Challenges and Future Directions

Despite progress, challenges persist in ILD care. Diverse etiologies and overlapping clinical features often delay diagnosis, highlighting the need for heightened awareness and screening in at-risk populations. Biomarkers to predict disease progression and treatment response remain under investigation but are not yet widely available.

Additionally, access to specialized ILD multidisciplinary centers is uneven, affecting timely diagnosis and optimal care. Integrating telemedicine and expanding networked ILD-MDM models could mitigate these disparities, facilitating expert input into management decisions.
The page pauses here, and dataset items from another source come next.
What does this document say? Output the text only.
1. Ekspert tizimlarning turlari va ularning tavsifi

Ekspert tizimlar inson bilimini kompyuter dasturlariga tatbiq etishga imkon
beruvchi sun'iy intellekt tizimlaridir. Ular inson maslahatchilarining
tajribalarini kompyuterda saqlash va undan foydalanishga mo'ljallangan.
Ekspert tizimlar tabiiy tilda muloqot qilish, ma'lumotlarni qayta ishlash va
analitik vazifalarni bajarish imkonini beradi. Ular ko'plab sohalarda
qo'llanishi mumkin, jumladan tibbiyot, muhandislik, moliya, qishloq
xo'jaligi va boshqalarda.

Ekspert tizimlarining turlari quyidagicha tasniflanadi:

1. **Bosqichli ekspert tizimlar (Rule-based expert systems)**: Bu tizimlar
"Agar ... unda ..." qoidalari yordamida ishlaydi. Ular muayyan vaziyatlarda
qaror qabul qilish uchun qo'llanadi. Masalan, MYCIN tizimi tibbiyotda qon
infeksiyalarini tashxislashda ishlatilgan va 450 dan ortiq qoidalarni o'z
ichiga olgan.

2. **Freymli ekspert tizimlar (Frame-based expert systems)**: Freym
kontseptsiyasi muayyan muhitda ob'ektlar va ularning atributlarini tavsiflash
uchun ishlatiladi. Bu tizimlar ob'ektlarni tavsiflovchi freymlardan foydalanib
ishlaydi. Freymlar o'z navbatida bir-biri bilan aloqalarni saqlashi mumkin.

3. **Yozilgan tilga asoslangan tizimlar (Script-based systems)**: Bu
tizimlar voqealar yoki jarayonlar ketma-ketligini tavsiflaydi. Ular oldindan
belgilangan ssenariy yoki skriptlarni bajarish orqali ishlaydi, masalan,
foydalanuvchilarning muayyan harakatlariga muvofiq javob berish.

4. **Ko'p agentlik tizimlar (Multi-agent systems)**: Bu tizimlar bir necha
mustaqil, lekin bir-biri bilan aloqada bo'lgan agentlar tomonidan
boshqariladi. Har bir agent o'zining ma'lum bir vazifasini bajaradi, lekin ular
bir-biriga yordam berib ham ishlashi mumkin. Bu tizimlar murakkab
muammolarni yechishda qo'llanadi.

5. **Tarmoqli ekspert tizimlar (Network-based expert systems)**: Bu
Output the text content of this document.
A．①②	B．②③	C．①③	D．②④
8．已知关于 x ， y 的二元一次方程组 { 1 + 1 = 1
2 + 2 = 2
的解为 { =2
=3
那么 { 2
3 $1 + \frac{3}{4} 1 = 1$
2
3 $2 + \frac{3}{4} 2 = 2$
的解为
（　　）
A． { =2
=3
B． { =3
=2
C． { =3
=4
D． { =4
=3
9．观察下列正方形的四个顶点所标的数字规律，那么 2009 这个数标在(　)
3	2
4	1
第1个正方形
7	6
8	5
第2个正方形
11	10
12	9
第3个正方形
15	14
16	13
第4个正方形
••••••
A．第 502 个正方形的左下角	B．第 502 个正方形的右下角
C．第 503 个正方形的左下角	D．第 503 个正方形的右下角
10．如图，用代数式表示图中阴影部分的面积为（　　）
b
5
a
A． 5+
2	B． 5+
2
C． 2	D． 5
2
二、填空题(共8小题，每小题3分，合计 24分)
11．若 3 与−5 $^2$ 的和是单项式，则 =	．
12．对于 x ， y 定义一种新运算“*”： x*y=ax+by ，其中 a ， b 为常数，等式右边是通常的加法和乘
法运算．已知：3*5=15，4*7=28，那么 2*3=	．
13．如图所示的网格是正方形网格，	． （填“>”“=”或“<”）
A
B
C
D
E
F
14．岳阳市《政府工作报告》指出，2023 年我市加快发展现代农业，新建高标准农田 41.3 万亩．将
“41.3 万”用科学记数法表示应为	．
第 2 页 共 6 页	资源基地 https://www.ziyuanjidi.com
Research into elucidating genetic predispositions and environmental triggers aims to refine prevention strategies and uncover novel therapeutic targets. Precision medicine approaches that tailor treatment to individual patient pathobiology represent a bold horizon for transforming ILD from a relentlessly progressive disease to a manageable condition.

Interstitial lung disease encompasses a heterogeneous spectrum of disorders united by inflammation and fibrosis of the lung interstitium, resulting in significant morbidity and mortality. Advances in imaging, pulmonary function assessment, and multidisciplinary diagnosis have improved identification and categorization of ILD subtypes.

Current management strategies involve antifibrotic and immunosuppressive therapies, oxygen support, rehabilitation, and in some cases, lung transplantation.